The Higashi algorithm is built on hypergraph representation learning, a type of machine learning model that can do 3D object detection and suggest songs in an app.

The complex folds and configurations of protein and DNA bundles inside the microscopic boundaries of a single human cell determine a person's fate: which genes are expressed, which are repressed, and, most crucially, whether they remain healthy or develop an illness. Given the promising signs of these bundles on overall health, scientists have little knowledge about how genome folding befalls in the cell nucleus, its impacts on gene expression. A novel algorithm provides a strong tool for showing the mechanism at remarkable resolution.

The Higashi algorithm is the one to perform a high-definition study of genome organization in single cells by utilizing advanced neural networks on hypergraphs. A hypergraph links many vertices to a single intersection known as an edge, whereas an ordinary graph binds two vertices to a single intersection to the edge. Chromosomes contain chromatin, a DNA-RNA-protein complex that folds and organizes itself to fit inside of cell nucleus. By bringing the functional components of every ingredient closer together, the process impacts how genes are expressed to enable them to activate or inhibit a certain genetic characteristic.

The Higashi algorithm is based on a new technique called single-cell Hi-C, which captures pictures of chromatin interaction processes in a single cell at the same time. Higashi delves further into the structure of chromatin in single cells of complex tissues as well as biological processes, and how its interactions differ from cell to cell. The analysis enables scientists to observe minute differences in the folding and structure of chromatin from cell to cell, even those that are modest yet crucial in determining health consequences.

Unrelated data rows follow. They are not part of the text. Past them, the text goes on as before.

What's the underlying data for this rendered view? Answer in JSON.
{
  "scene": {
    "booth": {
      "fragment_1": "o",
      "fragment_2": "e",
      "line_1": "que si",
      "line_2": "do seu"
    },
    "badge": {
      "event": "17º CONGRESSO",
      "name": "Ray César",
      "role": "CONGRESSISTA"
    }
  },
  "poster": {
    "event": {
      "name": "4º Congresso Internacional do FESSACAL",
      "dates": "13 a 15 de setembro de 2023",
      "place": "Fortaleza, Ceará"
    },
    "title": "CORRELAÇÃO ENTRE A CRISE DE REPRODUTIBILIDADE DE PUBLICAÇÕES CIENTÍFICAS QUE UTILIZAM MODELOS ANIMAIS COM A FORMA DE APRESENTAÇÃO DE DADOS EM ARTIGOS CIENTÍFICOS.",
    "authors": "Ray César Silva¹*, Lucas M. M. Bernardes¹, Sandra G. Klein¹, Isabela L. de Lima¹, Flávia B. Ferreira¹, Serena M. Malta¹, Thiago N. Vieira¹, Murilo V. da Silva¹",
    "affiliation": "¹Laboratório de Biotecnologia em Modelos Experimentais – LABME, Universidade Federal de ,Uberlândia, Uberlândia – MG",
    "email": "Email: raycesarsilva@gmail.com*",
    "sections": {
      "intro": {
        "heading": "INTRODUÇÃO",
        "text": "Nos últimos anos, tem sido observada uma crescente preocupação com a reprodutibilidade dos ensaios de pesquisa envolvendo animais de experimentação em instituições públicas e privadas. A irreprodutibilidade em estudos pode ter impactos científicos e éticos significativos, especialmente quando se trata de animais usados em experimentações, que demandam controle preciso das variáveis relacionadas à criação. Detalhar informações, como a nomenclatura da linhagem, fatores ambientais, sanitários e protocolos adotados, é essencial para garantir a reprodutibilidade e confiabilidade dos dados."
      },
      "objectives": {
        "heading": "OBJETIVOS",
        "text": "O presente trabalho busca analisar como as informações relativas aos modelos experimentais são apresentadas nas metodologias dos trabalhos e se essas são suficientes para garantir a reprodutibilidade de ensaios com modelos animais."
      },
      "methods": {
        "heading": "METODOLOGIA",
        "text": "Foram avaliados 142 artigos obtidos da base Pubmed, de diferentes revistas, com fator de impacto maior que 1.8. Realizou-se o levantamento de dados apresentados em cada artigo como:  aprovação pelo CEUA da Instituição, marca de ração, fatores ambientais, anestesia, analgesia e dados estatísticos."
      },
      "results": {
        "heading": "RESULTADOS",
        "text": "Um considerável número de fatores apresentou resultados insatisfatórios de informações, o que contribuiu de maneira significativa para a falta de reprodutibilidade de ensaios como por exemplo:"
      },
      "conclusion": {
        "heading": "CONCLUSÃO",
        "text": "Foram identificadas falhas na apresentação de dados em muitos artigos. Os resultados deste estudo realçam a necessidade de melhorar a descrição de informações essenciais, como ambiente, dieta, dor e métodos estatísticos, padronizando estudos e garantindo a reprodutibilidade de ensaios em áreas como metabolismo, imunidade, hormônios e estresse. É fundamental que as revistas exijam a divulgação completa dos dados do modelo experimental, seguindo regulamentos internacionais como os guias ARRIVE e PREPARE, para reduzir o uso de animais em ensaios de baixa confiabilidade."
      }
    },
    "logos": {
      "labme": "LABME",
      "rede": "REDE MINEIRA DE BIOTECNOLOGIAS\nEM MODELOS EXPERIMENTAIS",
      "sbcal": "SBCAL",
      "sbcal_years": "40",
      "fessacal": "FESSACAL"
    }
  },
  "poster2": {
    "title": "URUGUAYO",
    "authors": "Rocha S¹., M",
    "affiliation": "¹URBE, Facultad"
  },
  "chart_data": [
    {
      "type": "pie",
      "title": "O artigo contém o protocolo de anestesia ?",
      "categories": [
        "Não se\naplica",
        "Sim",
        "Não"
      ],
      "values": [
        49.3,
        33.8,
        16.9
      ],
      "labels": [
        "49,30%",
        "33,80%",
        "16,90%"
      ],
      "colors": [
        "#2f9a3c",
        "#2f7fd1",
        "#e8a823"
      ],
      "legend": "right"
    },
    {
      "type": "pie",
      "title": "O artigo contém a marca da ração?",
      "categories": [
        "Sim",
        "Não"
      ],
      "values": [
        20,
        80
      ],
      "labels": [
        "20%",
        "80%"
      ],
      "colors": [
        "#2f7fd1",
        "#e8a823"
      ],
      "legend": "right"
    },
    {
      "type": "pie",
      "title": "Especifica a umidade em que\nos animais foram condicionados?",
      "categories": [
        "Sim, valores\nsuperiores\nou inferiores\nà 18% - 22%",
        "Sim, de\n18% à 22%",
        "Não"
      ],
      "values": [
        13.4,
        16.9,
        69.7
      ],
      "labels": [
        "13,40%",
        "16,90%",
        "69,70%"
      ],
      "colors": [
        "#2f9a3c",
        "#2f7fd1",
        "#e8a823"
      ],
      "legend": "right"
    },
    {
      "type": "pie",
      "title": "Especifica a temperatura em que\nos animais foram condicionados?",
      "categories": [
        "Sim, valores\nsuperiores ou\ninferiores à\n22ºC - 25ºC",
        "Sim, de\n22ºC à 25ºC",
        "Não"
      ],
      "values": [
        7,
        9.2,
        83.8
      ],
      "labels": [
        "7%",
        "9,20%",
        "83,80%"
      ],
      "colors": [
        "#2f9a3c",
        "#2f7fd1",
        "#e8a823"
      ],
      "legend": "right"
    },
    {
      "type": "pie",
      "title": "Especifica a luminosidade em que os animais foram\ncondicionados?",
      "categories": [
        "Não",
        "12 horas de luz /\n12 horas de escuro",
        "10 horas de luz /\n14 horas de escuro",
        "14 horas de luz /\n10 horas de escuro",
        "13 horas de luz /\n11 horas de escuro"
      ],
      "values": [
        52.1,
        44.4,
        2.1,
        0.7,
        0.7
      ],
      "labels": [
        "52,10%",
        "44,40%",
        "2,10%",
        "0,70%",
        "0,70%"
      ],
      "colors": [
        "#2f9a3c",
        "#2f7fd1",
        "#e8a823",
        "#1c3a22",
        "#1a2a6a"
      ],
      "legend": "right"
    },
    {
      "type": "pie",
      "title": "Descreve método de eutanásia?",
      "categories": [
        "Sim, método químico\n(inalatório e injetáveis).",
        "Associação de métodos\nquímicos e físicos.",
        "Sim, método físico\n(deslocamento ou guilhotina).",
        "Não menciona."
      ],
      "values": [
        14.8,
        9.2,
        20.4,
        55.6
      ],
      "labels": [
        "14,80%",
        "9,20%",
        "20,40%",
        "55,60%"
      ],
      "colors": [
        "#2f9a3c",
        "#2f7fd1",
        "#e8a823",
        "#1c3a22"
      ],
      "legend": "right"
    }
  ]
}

The algorithm also enables scientists to evaluate additional genetic signals that have been concurrently analyzed with single-cell Hi-C at the same time. This feature would eventually allow Higashi's capabilities to be improved, which is opportune given the projected rise of single-cell data expects to see in the coming years through various initiatives. Such type of data will open up new prospects for the development of new models that will enhance knowledge of the structure of the human genome within the cell and how it functions in health and illness.